Consider the map $T:(0, \infty) \times \mathbb{R} \rightarrow \mathbb{R}^3$, given by $$\tag{1} T(a, b)=(a \cos b, a \sin b, b) $$ and the map $V$ defined from the image of $T$ into $(0,\infty)$ by $$\tag{2} V(x, y, z)=\left(\sqrt{x^2+y^2}, z\right) $$ My teacher uses in a proof that for any $p\in (0,\infty)$ and any $q$ in the image of $T$ the following holds: $$\tag{3} V(T(p))=p,\qquad T(V(q))=q $$ The left equality is simple to prove using $\sin^2+\cos^2=1$. Consider then an arbitrary $q=(x,y,z)$ in the image of $T$, and the right equality becomes: $$\tag{4} T(V(q))=T\left(\sqrt{x^2+y^2}, z\right)=\left(\sqrt{x^2+y^2} \cos z, \sqrt{x^2+y^2} \sin z, z\right) $$ Eq. $(3)$ then implies that we must have $$\tag{5} \sqrt{x^2+y^2} \cos z=x,\quad \sqrt{x^2+y^2} \sin z=y $$ Can someone help me understand why the relations in eq. $(5)$ hold?

Answer 1

This is because (3) on the right tells you that $T(V(q)) = q$ by setting $q=(x,y,z)$ you get $T(V(x,y,z)) = (x,y,z)$ then using the equality in (4) you get $(x,y,z) = T(V(x,y,z)) = (\sqrt{x^2+y^2}\cos{z},\sqrt{x^2+y^2}\sin{z},z)$

Looking at the components this gives you $x = \sqrt{x^2+y^2}\cos{z}$ and $y = \sqrt{x^2+y^2}\sin{z}$

This of course relies on eq. (3)

If you want to prove (3) you just have to take q in the Image of T then $q = (x,y,z) = (a \cos{b} , a \sin{b}, b)$, this is because q is not any value in $\mathbb{R}^3$ but in the image of T.
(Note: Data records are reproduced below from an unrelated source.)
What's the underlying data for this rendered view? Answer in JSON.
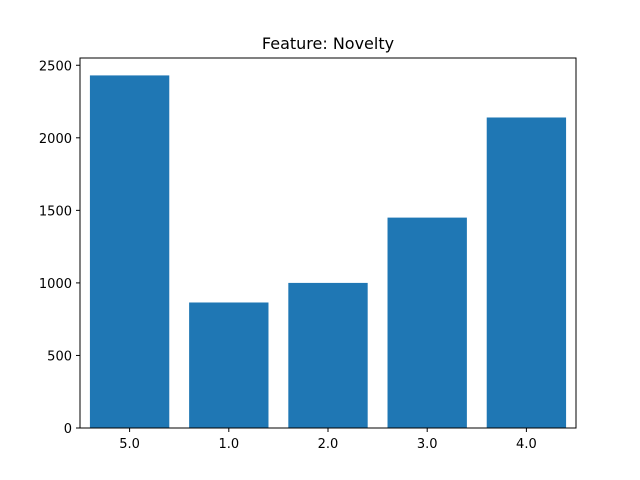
{
  "chart_data": {
    "type": "bar",
    "title": "Feature: Novelty",
    "xlabel": "",
    "ylabel": "",
    "categories": [
      "5.0",
      "1.0",
      "2.0",
      "3.0",
      "4.0"
    ],
    "values": [
      2430,
      865,
      1000,
      1450,
      2140
    ],
    "ylim": [
      0,
      2550
    ],
    "yticks": [
      0,
      500,
      1000,
      1500,
      2000,
      2500
    ],
    "bar_color": "#1f77b4",
    "grid": false,
    "legend": "none"
  }
}
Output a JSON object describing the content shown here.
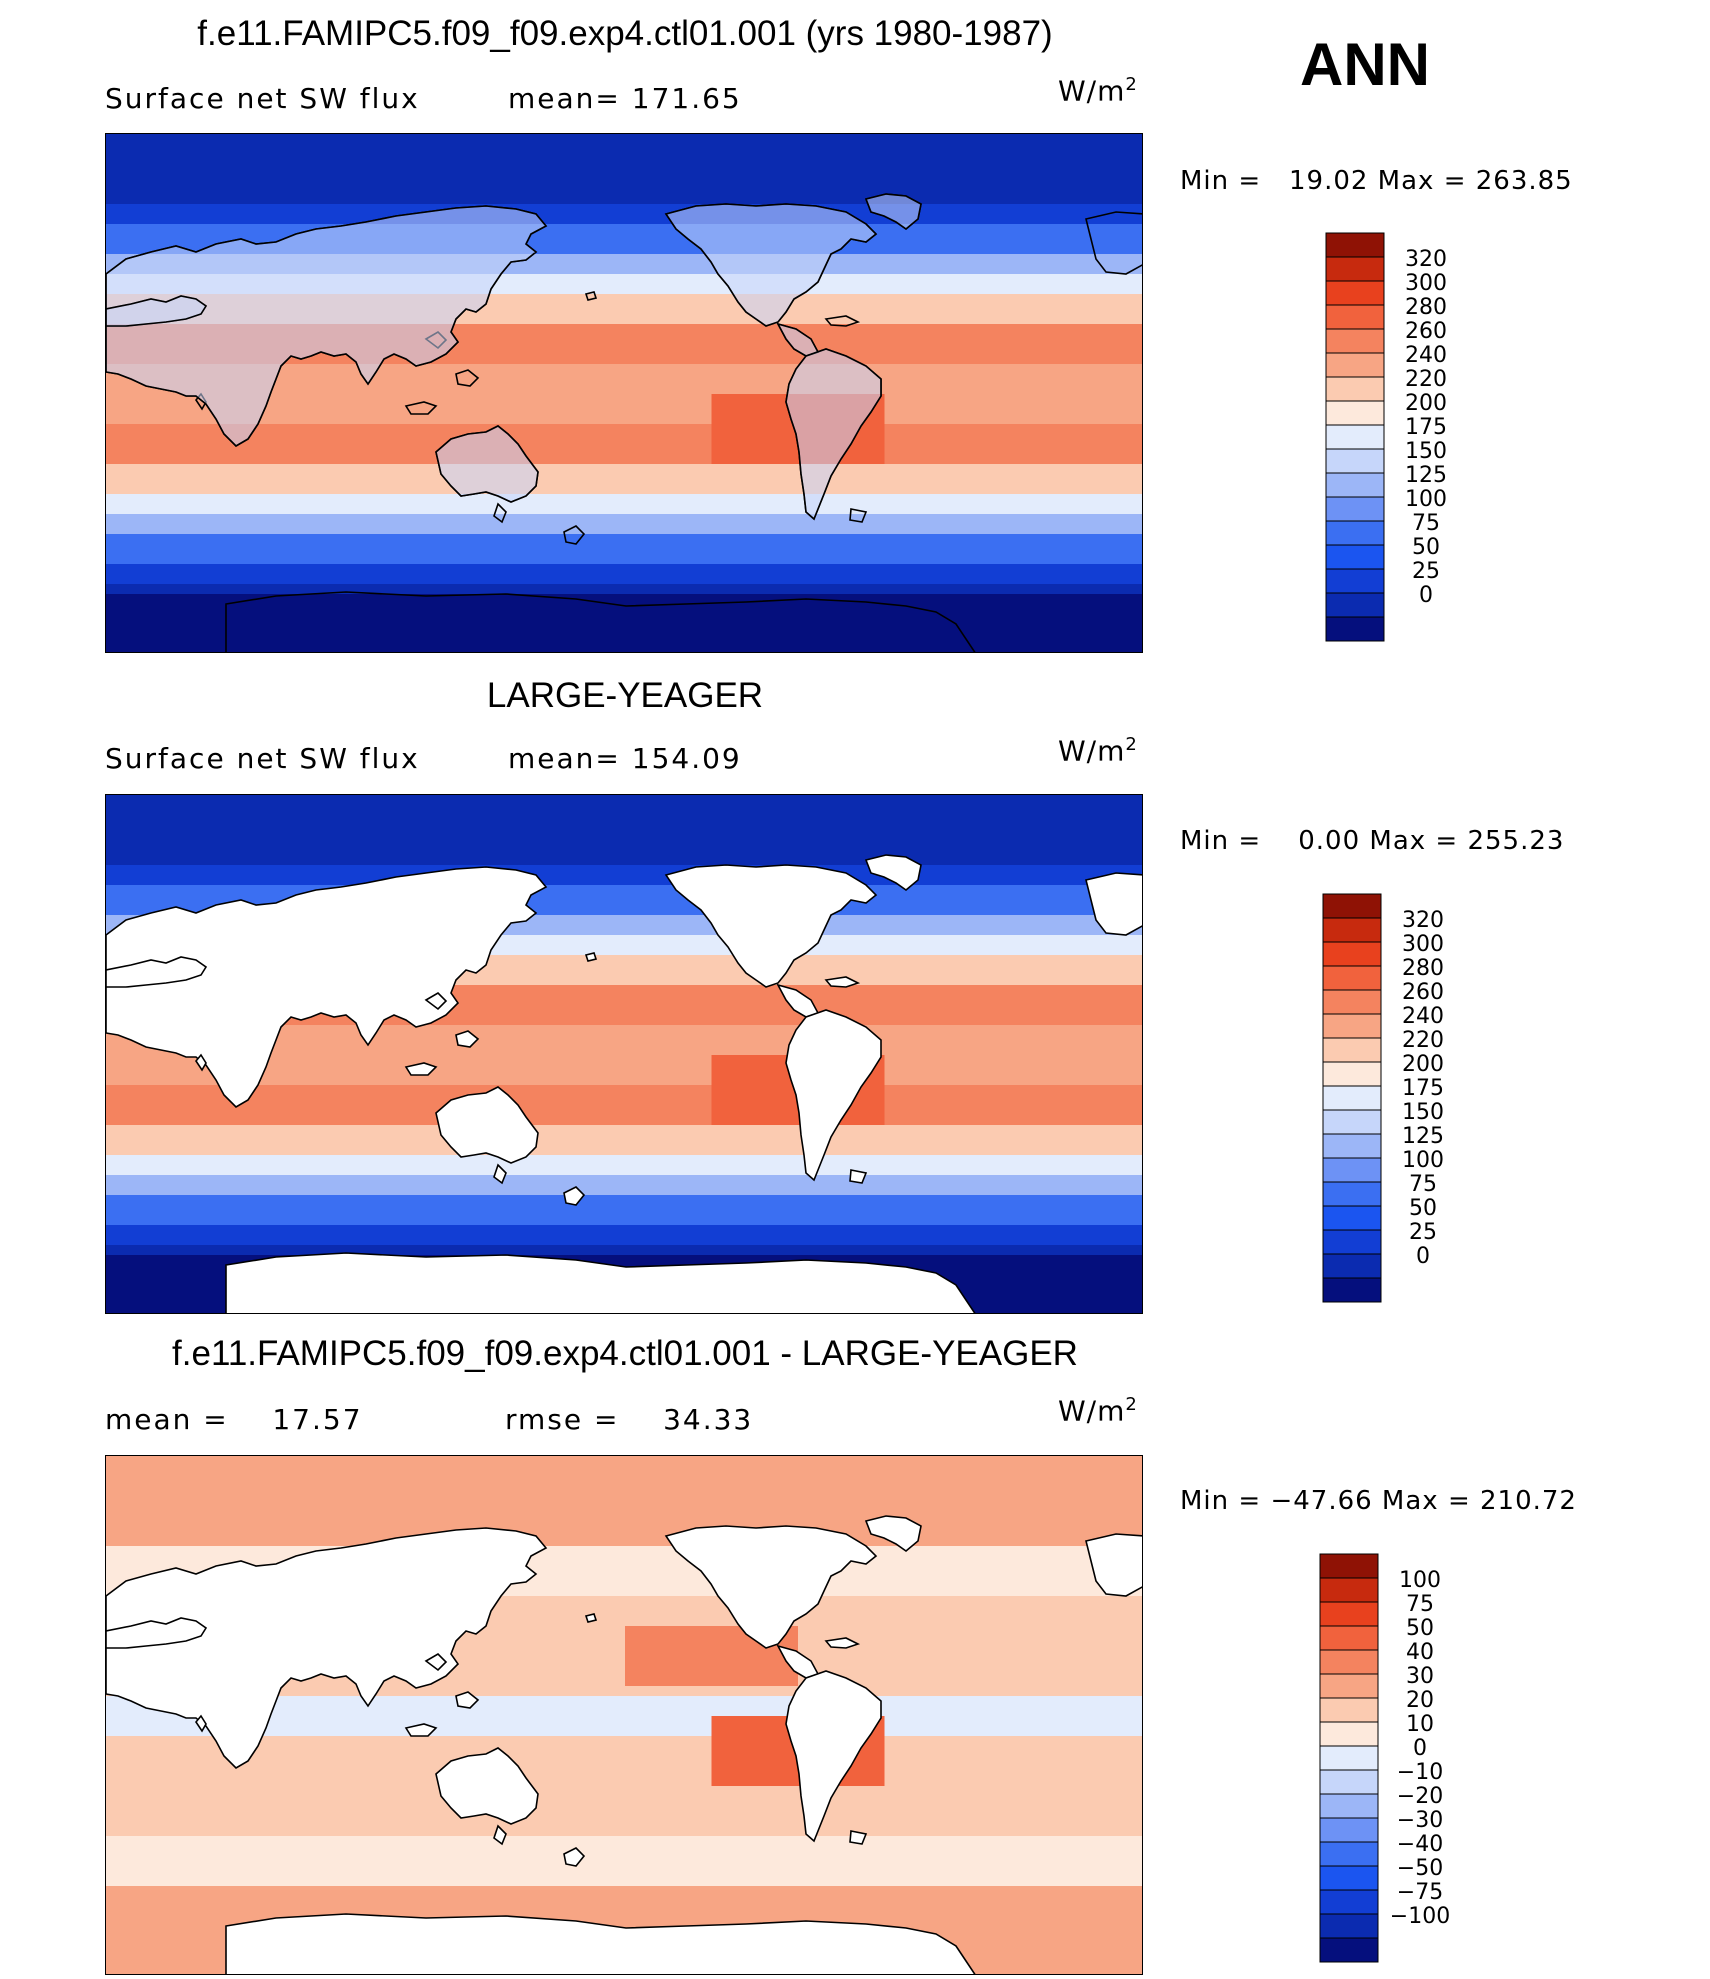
{
  "season_label": "ANN",
  "colors": {
    "abs": [
      "#050f7d",
      "#0b2bb0",
      "#123ed4",
      "#1b55f0",
      "#3b6ff2",
      "#6d92f5",
      "#9cb6f7",
      "#c6d6fa",
      "#e3ecfc",
      "#fde9dc",
      "#fbcbb1",
      "#f7a584",
      "#f4835f",
      "#f1623d",
      "#e8411e",
      "#c72a0e",
      "#8f1205"
    ],
    "diff": [
      "#050f7d",
      "#0b2bb0",
      "#123ed4",
      "#1b55f0",
      "#3b6ff2",
      "#6d92f5",
      "#9cb6f7",
      "#c6d6fa",
      "#e3ecfc",
      "#fde9dc",
      "#fbcbb1",
      "#f7a584",
      "#f4835f",
      "#f1623d",
      "#e8411e",
      "#c72a0e",
      "#8f1205"
    ],
    "land": "#ffffff",
    "coast": "#000000"
  },
  "panels": [
    {
      "title": "f.e11.FAMIPC5.f09_f09.exp4.ctl01.001 (yrs 1980-1987)",
      "sub_left": "Surface net SW flux",
      "sub_right": "mean= 171.65",
      "units_base": "W/m",
      "units_exp": "2",
      "minmax": "Min =   19.02 Max = 263.85",
      "land_masked": false,
      "scale": "abs",
      "levels": [
        "320",
        "300",
        "280",
        "260",
        "240",
        "220",
        "200",
        "175",
        "150",
        "125",
        "100",
        "75",
        "50",
        "25",
        "0"
      ]
    },
    {
      "title": "LARGE-YEAGER",
      "sub_left": "Surface net SW flux",
      "sub_right": "mean= 154.09",
      "units_base": "W/m",
      "units_exp": "2",
      "minmax": "Min =    0.00 Max = 255.23",
      "land_masked": true,
      "scale": "abs",
      "levels": [
        "320",
        "300",
        "280",
        "260",
        "240",
        "220",
        "200",
        "175",
        "150",
        "125",
        "100",
        "75",
        "50",
        "25",
        "0"
      ]
    },
    {
      "title": "f.e11.FAMIPC5.f09_f09.exp4.ctl01.001 - LARGE-YEAGER",
      "sub_left": "mean =    17.57",
      "sub_right": "rmse =    34.33",
      "units_base": "W/m",
      "units_exp": "2",
      "minmax": "Min = −47.66 Max = 210.72",
      "land_masked": true,
      "scale": "diff",
      "levels": [
        "100",
        "75",
        "50",
        "40",
        "30",
        "20",
        "10",
        "0",
        "−10",
        "−20",
        "−30",
        "−40",
        "−50",
        "−75",
        "−100"
      ]
    }
  ]
}
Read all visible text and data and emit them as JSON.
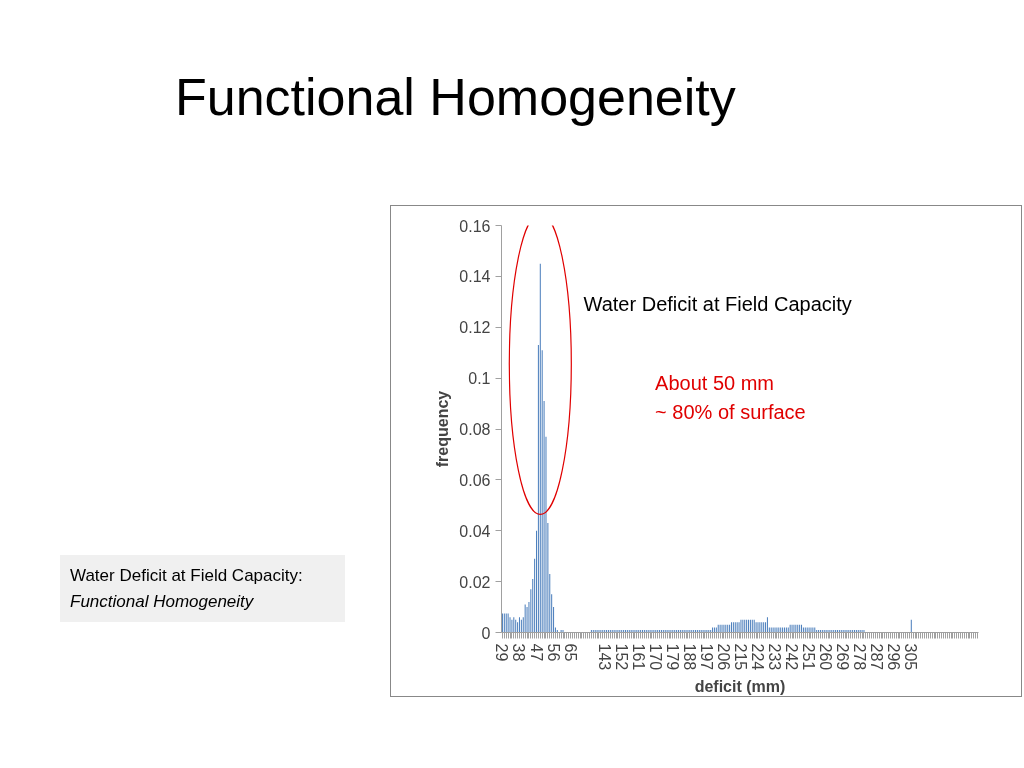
{
  "chart_data": {
    "type": "bar",
    "title": "Functional Homogeneity",
    "xlabel": "deficit (mm)",
    "ylabel": "frequency",
    "categories": [
      "29",
      null,
      null,
      null,
      null,
      null,
      null,
      null,
      null,
      "38",
      null,
      null,
      null,
      null,
      null,
      null,
      null,
      null,
      "47",
      null,
      null,
      null,
      null,
      null,
      null,
      null,
      null,
      "56",
      null,
      null,
      null,
      null,
      null,
      null,
      null,
      null,
      "65",
      null,
      null,
      null,
      null,
      null,
      null,
      null,
      null,
      null,
      null,
      null,
      null,
      null,
      null,
      null,
      null,
      null,
      "143",
      null,
      null,
      null,
      null,
      null,
      null,
      null,
      null,
      "152",
      null,
      null,
      null,
      null,
      null,
      null,
      null,
      null,
      "161",
      null,
      null,
      null,
      null,
      null,
      null,
      null,
      null,
      "170",
      null,
      null,
      null,
      null,
      null,
      null,
      null,
      null,
      "179",
      null,
      null,
      null,
      null,
      null,
      null,
      null,
      null,
      "188",
      null,
      null,
      null,
      null,
      null,
      null,
      null,
      null,
      "197",
      null,
      null,
      null,
      null,
      null,
      null,
      null,
      null,
      "206",
      null,
      null,
      null,
      null,
      null,
      null,
      null,
      null,
      "215",
      null,
      null,
      null,
      null,
      null,
      null,
      null,
      null,
      "224",
      null,
      null,
      null,
      null,
      null,
      null,
      null,
      null,
      "233",
      null,
      null,
      null,
      null,
      null,
      null,
      null,
      null,
      "242",
      null,
      null,
      null,
      null,
      null,
      null,
      null,
      null,
      "251",
      null,
      null,
      null,
      null,
      null,
      null,
      null,
      null,
      "260",
      null,
      null,
      null,
      null,
      null,
      null,
      null,
      null,
      "269",
      null,
      null,
      null,
      null,
      null,
      null,
      null,
      null,
      "278",
      null,
      null,
      null,
      null,
      null,
      null,
      null,
      null,
      "287",
      null,
      null,
      null,
      null,
      null,
      null,
      null,
      null,
      "296",
      null,
      null,
      null,
      null,
      null,
      null,
      null,
      null,
      "305",
      null,
      null,
      null,
      null,
      null,
      null,
      null,
      null,
      null,
      null,
      null,
      null,
      null,
      null,
      null,
      null,
      null,
      null,
      null,
      null,
      null,
      null,
      null,
      null,
      null,
      null,
      null,
      null,
      null,
      null,
      null,
      null,
      null,
      null,
      null
    ],
    "values": [
      0.0075,
      0.0075,
      0.0075,
      0.0075,
      0.006,
      0.005,
      0.006,
      0.005,
      0.004,
      0.006,
      0.005,
      0.006,
      0.011,
      0.01,
      0.012,
      0.017,
      0.021,
      0.029,
      0.04,
      0.113,
      0.145,
      0.111,
      0.091,
      0.077,
      0.043,
      0.023,
      0.015,
      0.01,
      0.002,
      0.001,
      0,
      0.001,
      0.001,
      0,
      0,
      0,
      0,
      0,
      0,
      0,
      0,
      0,
      0,
      0,
      0,
      0,
      0,
      0.001,
      0.001,
      0.001,
      0.001,
      0.001,
      0.001,
      0.001,
      0.001,
      0.001,
      0.001,
      0.001,
      0.001,
      0.001,
      0.001,
      0.001,
      0.001,
      0.001,
      0.001,
      0.001,
      0.001,
      0.001,
      0.001,
      0.001,
      0.001,
      0.001,
      0.001,
      0.001,
      0.001,
      0.001,
      0.001,
      0.001,
      0.001,
      0.001,
      0.001,
      0.001,
      0.001,
      0.001,
      0.001,
      0.001,
      0.001,
      0.001,
      0.001,
      0.001,
      0.001,
      0.001,
      0.001,
      0.001,
      0.001,
      0.001,
      0.001,
      0.001,
      0.001,
      0.001,
      0.001,
      0.001,
      0.001,
      0.001,
      0.001,
      0.001,
      0.001,
      0.001,
      0.001,
      0.001,
      0.001,
      0.002,
      0.002,
      0.002,
      0.003,
      0.003,
      0.003,
      0.003,
      0.003,
      0.003,
      0.003,
      0.004,
      0.004,
      0.004,
      0.004,
      0.004,
      0.005,
      0.005,
      0.005,
      0.005,
      0.005,
      0.005,
      0.005,
      0.005,
      0.004,
      0.004,
      0.004,
      0.004,
      0.004,
      0.004,
      0.006,
      0.002,
      0.002,
      0.002,
      0.002,
      0.002,
      0.002,
      0.002,
      0.002,
      0.002,
      0.002,
      0.002,
      0.003,
      0.003,
      0.003,
      0.003,
      0.003,
      0.003,
      0.003,
      0.002,
      0.002,
      0.002,
      0.002,
      0.002,
      0.002,
      0.002,
      0.001,
      0.001,
      0.001,
      0.001,
      0.001,
      0.001,
      0.001,
      0.001,
      0.001,
      0.001,
      0.001,
      0.001,
      0.001,
      0.001,
      0.001,
      0.001,
      0.001,
      0.001,
      0.001,
      0.001,
      0.001,
      0.001,
      0.001,
      0.001,
      0.001,
      0.001,
      0,
      0,
      0,
      0,
      0,
      0,
      0,
      0,
      0,
      0,
      0,
      0,
      0,
      0,
      0,
      0,
      0,
      0,
      0,
      0,
      0,
      0,
      0,
      0,
      0.005,
      0,
      0,
      0,
      0,
      0,
      0,
      0,
      0,
      0,
      0,
      0,
      0,
      0,
      0,
      0,
      0,
      0,
      0,
      0,
      0,
      0,
      0,
      0,
      0,
      0,
      0,
      0,
      0,
      0,
      0,
      0,
      0,
      0,
      0,
      0
    ],
    "color": "#4f81bd",
    "ylim": [
      0,
      0.16
    ],
    "yticks": [
      0,
      0.02,
      0.04,
      0.06,
      0.08,
      0.1,
      0.12,
      0.14,
      0.16
    ],
    "annotations": [
      "Water Deficit at Field Capacity",
      "About 50 mm",
      "~ 80% of surface",
      "Water Deficit at Field Capacity:",
      "Functional Homogeneity"
    ]
  }
}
This gives you by (4) that $T(V(q)) = (\sqrt{(a \cos{b})^2+(a \sin{b})^2}\cos{b},\sqrt{(a \cos{b})^2+(a \sin{b})^2}\sin{b},b)$ Now $sin^2 + cos ^2 = 1$ gives you by the distributivity ($(a \cos{b})^2+(a \sin{b})^2 = a^2*((\cos{b})^2+(\sin{b})^2$) $T(V(q)) = (\sqrt{a^2}\cos{b},\sqrt{a^2}\sin{b},b) = (a\cos{b},a\sin{b},b)$